- Directed by: Vinod Pande
- Produced by: Vinod Pande
- Starring: R. Madhavan Nandini Ghosal Anupam Shyam
- Cinematography: Sudhir Gowda
- Edited by: Bobby Bose
- Music by: Jeetu-Tapan Nilesh Bhatia
- Production company: Cine Images Production
- Release date: 22 August 2014 (YouTube release);
- Running time: 165 mins
- Country: India
- Language: Hindi

= Akeli (film) =

Akeli is a 2014 Hindi film produced, written, and directed by Vinod Pande. The film featured R. Madhavan in his first full-length role in a Hindi film, alongside Danseuse Nandini Ghosal and Anupam Shyam. Despite being completed and censored in August 1999, the film remained unreleased before the makers chose to release it via YouTube in August 2014.

==Cast==

- R. Madhavan as Avinash
- Nandini Ghoshal as Meera
- Anupam Shyam as MLA Pathare
- Sujata Sanghamitra as Rosie
- Prerna Agarwal as Ameeta
- Asha Sharma as Meera's mother
- Aashish Kaul as Rohit
- Raj Kiran as Avinash's first boss
- Vinod Pande as Avinash's boss
- Brij Gopal as Railway constable
- Shakti Singh as Pawar
- Abha Parmar as Meera's sister-in-law
- Chandra Mohan as Meera's brother
- Vipin Kansal as Ravi
- Rakesh Shrivastava as Mishraji
- Jharna Dave as Pratibha
- Kailash Kaushik as D K
- Raj Joshi as Rohit's father
- Suman Pednekar as Laxmibai, Meera's maid
- Chaitanya as Ranjan
- Samina as Rajjo
- Ritwika Dey as Guesthouse landlady
- Sheela Mishra as Rohit's mother
- Murali Sharma as Meera's boss
- Shahnaaz Dhillon as woman outside telephone booth
- Ramprakash Arora as Rohit's uncle
- Sunil Kumar Singh as pandit in wedding
- Nimai Das as Pathare's driver
- Snehal Vilankar as receptionist
- Tanvir Siddique as Damle

==Production==
The project materialised in late 1997, with R. Madhavan agreeing to make his acting debut in Hindi films with the project. He signed the film while he was shooting for the Kannada venture, Shanti Shanti Shanti (1998), as well as a series of television dramas. Danceuse Nandini Gopal was selected to play the leading female role, while Anupam Shyam was picked to play another supporting role. The film was censored on 10 August 1999, but was unable to find a distributor for a theatrical release.

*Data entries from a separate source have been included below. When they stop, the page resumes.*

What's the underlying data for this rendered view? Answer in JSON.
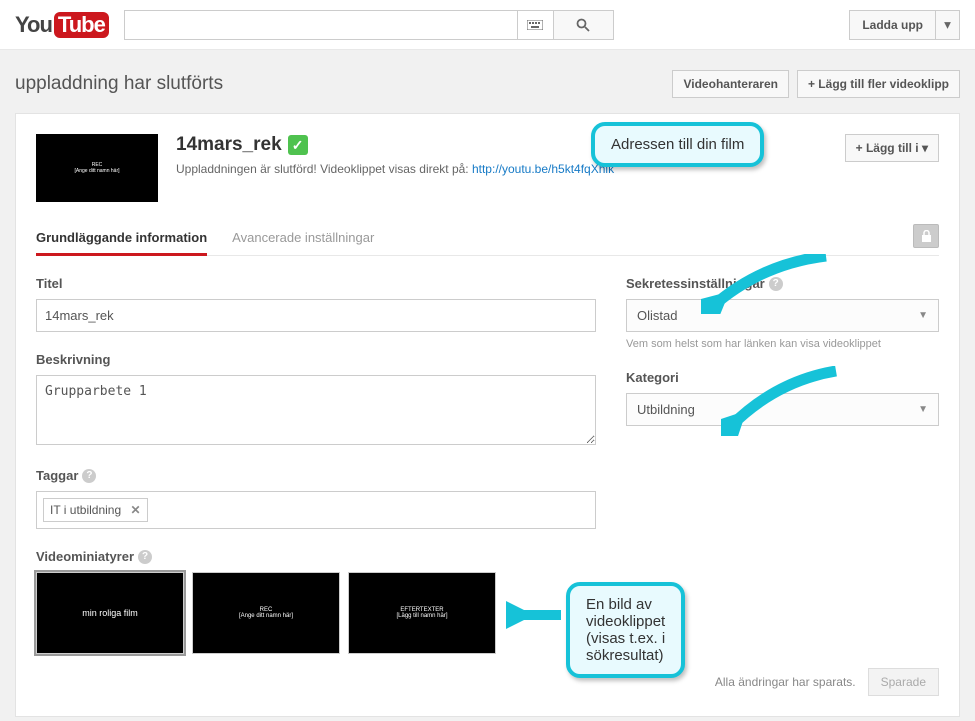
{
  "logo": {
    "you": "You",
    "tube": "Tube"
  },
  "search": {
    "value": "",
    "placeholder": ""
  },
  "top": {
    "upload": "Ladda upp"
  },
  "page": {
    "title": "uppladdning har slutförts",
    "video_manager": "Videohanteraren",
    "add_more": "+ Lägg till fler videoklipp"
  },
  "video": {
    "title": "14mars_rek",
    "status": "Uppladdningen är slutförd! Videoklippet visas direkt på: ",
    "link": "http://youtu.be/h5kt4fqXhlk",
    "add_to": "+ Lägg till i"
  },
  "tabs": {
    "basic": "Grundläggande information",
    "advanced": "Avancerade inställningar"
  },
  "form": {
    "title_label": "Titel",
    "title_value": "14mars_rek",
    "desc_label": "Beskrivning",
    "desc_value": "Grupparbete 1",
    "tags_label": "Taggar",
    "tag1": "IT i utbildning",
    "privacy_label": "Sekretessinställningar",
    "privacy_value": "Olistad",
    "privacy_hint": "Vem som helst som har länken kan visa videoklippet",
    "category_label": "Kategori",
    "category_value": "Utbildning",
    "thumbs_label": "Videominiatyrer"
  },
  "thumbs": {
    "t1": "min roliga film",
    "t2a": "REC",
    "t2b": "[Ange ditt namn här]",
    "t3a": "EFTERTEXTER",
    "t3b": "[Lägg till namn här]"
  },
  "footer": {
    "msg": "Alla ändringar har sparats.",
    "btn": "Sparade"
  },
  "callouts": {
    "c1": "Adressen till din film",
    "c2a": "En bild av videoklippet",
    "c2b": "(visas t.ex. i sökresultat)"
  }
}
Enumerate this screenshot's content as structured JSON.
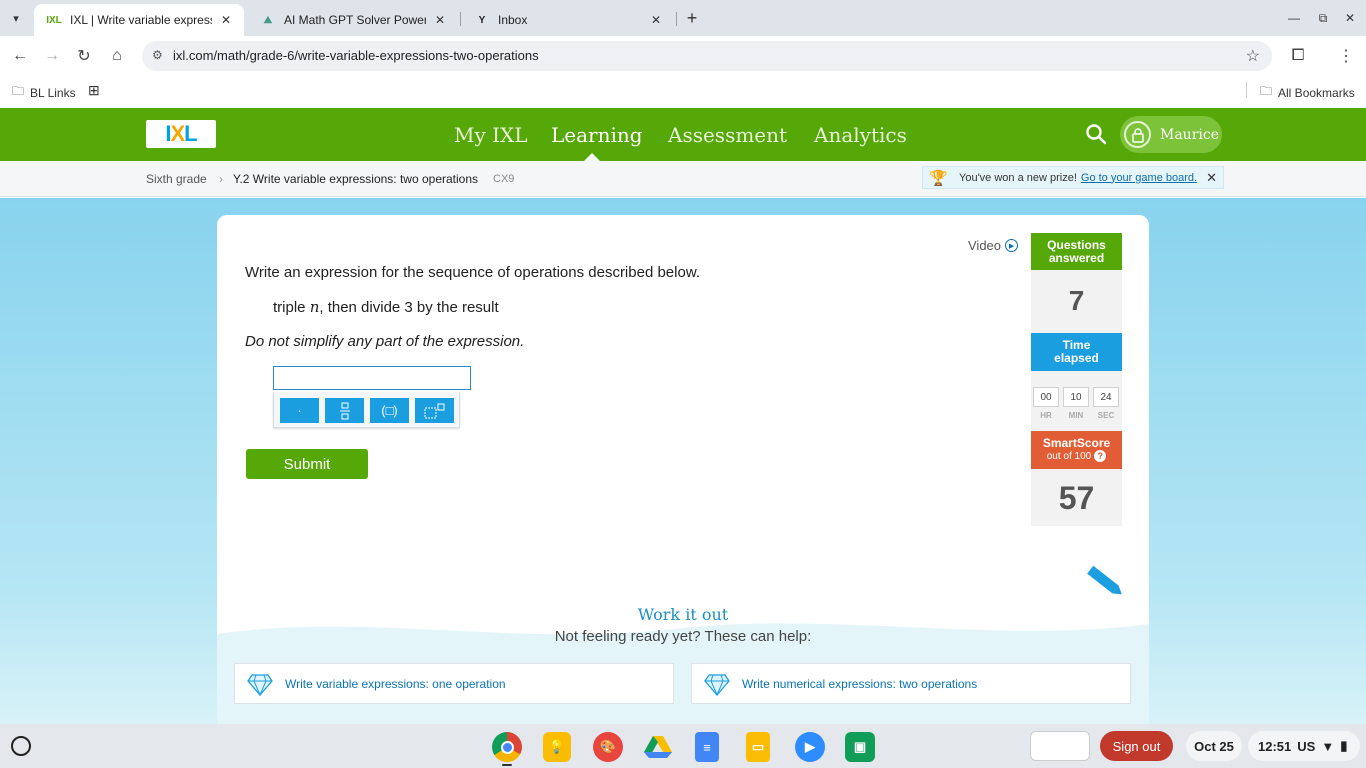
{
  "browser": {
    "tabs": [
      {
        "title": "IXL | Write variable expressions",
        "active": true
      },
      {
        "title": "AI Math GPT Solver Powered by",
        "active": false
      },
      {
        "title": "Inbox",
        "active": false
      }
    ],
    "url": "ixl.com/math/grade-6/write-variable-expressions-two-operations",
    "bookmarks": {
      "bl_links": "BL Links",
      "all_bookmarks": "All Bookmarks"
    }
  },
  "ixl": {
    "logo_text": "IXL",
    "nav": [
      "My IXL",
      "Learning",
      "Assessment",
      "Analytics"
    ],
    "active_nav": "Learning",
    "user_name": "Maurice",
    "breadcrumb": {
      "grade": "Sixth grade",
      "skill": "Y.2 Write variable expressions: two operations",
      "code": "CX9"
    },
    "prize": {
      "text": "You've won a new prize!",
      "link": "Go to your game board."
    }
  },
  "question": {
    "video_label": "Video",
    "instruction": "Write an expression for the sequence of operations described below.",
    "sequence_pre": "triple ",
    "sequence_var": "n",
    "sequence_post": ", then divide 3 by the result",
    "note": "Do not simplify any part of the expression.",
    "answer_value": "",
    "keypad": [
      "·",
      "fraction",
      "(□)",
      "exponent"
    ],
    "submit_label": "Submit"
  },
  "stats": {
    "questions_answered_label_1": "Questions",
    "questions_answered_label_2": "answered",
    "questions_answered": "7",
    "time_label_1": "Time",
    "time_label_2": "elapsed",
    "time": {
      "hr": "00",
      "min": "10",
      "sec": "24"
    },
    "time_units": {
      "hr": "HR",
      "min": "MIN",
      "sec": "SEC"
    },
    "smartscore_label": "SmartScore",
    "smartscore_sub": "out of 100",
    "smartscore": "57",
    "colors": {
      "questions": "#56a708",
      "time": "#1a9ee0",
      "smartscore": "#e15d35"
    }
  },
  "work_it_out": {
    "title": "Work it out",
    "subtitle": "Not feeling ready yet? These can help:",
    "links": [
      "Write variable expressions: one operation",
      "Write numerical expressions: two operations"
    ]
  },
  "shelf": {
    "apps": [
      "chrome-icon",
      "keep-icon",
      "canvas-icon",
      "drive-icon",
      "docs-icon",
      "slides-icon",
      "zoom-icon",
      "classroom-icon"
    ],
    "sign_out": "Sign out",
    "date": "Oct 25",
    "time": "12:51",
    "region": "US"
  }
}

In 2000, a corporate group considered purchasing the first copy of the film, but Vinod Pande decided to delay the venture until Madhavan's Rehnaa Hai Terre Dil Mein (2001) was released. The film then geared up for release in 2002 through Yash Raj Films, but plans were suddenly cancelled at the final moment and the project remained indefinitely on hold.

==Release==
In 2014, Vinod Pande chose to release the film directly on to YouTube citing he did not want the film to get "lost", and that another of his unreleased films, Chaloo Movie, had found itself online illegally. It was later played at the Festival du Film d'Asie du Sud Transgressif in France in February 2015, with Vinod Pande in attendance.